WASHINGTON - Trick or treat! While youngsters dress up as ghosts and goblins and go door to door for Halloween, grown-ups across the United States are indulging in all things pumpkin spice.
What started a decade ago as a seasonal Starbucks coffee flavor - which curiously isn't made of pumpkin - has blossomed into something of an autumn American obsession.

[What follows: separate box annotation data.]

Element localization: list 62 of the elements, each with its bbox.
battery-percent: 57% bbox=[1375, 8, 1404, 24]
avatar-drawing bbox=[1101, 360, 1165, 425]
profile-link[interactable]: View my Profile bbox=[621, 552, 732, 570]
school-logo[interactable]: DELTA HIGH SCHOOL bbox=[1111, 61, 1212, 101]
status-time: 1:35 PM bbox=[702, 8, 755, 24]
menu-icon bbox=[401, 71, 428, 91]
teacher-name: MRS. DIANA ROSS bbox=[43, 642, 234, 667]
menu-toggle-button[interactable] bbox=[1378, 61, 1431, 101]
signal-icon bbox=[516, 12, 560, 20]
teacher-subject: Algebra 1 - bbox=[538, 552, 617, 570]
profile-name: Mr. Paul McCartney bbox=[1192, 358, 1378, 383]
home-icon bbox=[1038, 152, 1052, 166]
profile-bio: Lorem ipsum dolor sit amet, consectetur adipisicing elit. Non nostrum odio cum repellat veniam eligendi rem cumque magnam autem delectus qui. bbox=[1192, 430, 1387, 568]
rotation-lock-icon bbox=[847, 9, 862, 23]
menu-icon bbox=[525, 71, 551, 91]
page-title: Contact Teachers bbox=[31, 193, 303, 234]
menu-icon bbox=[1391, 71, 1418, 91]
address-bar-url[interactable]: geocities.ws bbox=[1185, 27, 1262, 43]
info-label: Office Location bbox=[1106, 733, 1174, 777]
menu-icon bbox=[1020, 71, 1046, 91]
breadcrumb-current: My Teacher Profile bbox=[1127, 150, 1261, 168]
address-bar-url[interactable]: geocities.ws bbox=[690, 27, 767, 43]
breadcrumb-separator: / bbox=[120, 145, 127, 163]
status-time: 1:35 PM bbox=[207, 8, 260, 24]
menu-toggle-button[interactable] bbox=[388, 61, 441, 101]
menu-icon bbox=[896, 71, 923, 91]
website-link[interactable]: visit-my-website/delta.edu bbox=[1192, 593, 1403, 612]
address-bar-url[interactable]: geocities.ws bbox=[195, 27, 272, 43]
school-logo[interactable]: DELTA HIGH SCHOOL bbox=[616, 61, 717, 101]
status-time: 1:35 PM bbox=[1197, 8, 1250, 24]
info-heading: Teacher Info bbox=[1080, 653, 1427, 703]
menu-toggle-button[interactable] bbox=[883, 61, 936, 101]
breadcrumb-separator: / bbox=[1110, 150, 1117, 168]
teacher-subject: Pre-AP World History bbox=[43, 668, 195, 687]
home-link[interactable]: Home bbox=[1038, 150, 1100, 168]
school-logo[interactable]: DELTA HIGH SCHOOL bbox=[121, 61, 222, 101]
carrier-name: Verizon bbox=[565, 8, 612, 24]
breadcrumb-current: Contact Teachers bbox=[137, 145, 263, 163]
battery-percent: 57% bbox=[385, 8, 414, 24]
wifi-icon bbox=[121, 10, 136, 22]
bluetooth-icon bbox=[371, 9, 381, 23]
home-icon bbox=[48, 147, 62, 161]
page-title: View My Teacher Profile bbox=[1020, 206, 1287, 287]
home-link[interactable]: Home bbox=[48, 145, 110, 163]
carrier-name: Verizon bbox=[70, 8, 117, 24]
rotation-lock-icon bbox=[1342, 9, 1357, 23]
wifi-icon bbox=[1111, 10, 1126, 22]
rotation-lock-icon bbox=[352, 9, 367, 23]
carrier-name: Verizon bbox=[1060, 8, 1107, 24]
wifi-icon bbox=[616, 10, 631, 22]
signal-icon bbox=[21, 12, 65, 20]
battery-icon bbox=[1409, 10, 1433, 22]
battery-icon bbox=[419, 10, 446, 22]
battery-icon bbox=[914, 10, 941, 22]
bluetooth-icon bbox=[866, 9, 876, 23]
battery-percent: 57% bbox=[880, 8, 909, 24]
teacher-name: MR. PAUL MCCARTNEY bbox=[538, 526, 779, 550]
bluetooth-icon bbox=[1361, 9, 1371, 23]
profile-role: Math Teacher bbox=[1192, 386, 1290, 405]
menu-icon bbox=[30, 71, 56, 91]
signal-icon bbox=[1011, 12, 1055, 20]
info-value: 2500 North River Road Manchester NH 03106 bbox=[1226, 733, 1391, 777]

Supermarket shelves are bursting with pumpkin spice cookies, chocolates, marshmallows, waffles, bagels, pasta, potato chips, Greek yogurt, hummus, granola and pudding, to name but a few.
Trader Joe's, a hip grocery chain, features "pumpkin-spiced pumpkin seeds" among its arm's length list of edible Halloween offerings.
Craft brewers are tapping into a growing market for limited-edition pumpkin-flavored beer. Bartenders mix pumpkin spice cocktails that might go nicely with a pumpkin spice e-cigarette.
"Now, everything from your morning coffee to salad mix has some type of pumpkin flavoring," food writer Samantha Bakall of the Oregonian newspaper in Portland, Oregon reported.
In a bit of investigative lifestyle journalism, Bakall set out to sample every pumpkin-flavored product she could find. She stopped after 26 items, leaving 17 more untested.
"I've heard of realtors using pumpkin spice candles when they are staging homes as a way to make prospective buyers feel more at home," added Karen Mishra, a marketing professor at Meredith College in Raleigh, North Carolina.
Mercifully, no one - at least, not yet - is marketing pumpkin spice tampons, after a convincing Photoshop image of a spoof pumpkin-scented Tampax box went viral online.
Dollars for pumpkins
Halloween is big business, with American consumers expected to drop $7.4 billion this year on costumes, decorations, candy and more, the National Retail Federation has said.
Some of those greenbacks will be spent on real pumpkins.
Last year US farmers grew 1.13 billion pumpkins, the Department of Agriculture says. Many if not most became jack-o-lanterns, lit on October 31, then dumped in the trash the next day.
For Americans, pumpkins are pregnant with symbolism, even if they've never been a dietary mainstay, said Cindy Ott, author of "Pumpkin: The Curious History of an American Icon."
As more and more Americans moved into cities, the pumpkin came to be associated with the romance of nature and the virtues of country life, the St Louis University professor said.
"It's the meaning that people are celebrating," she told AFP. "There's no practical reason to put pumpkin spice in a cup of coffee or to put a pumpkin on your front stoop."
Starbucks is widely credited for launching the pumpkin spice craze with its Pumpkin Spice Latte, or PSL, concocted in 2003 in the "liquid lab" at its Seattle, Washington headquarters.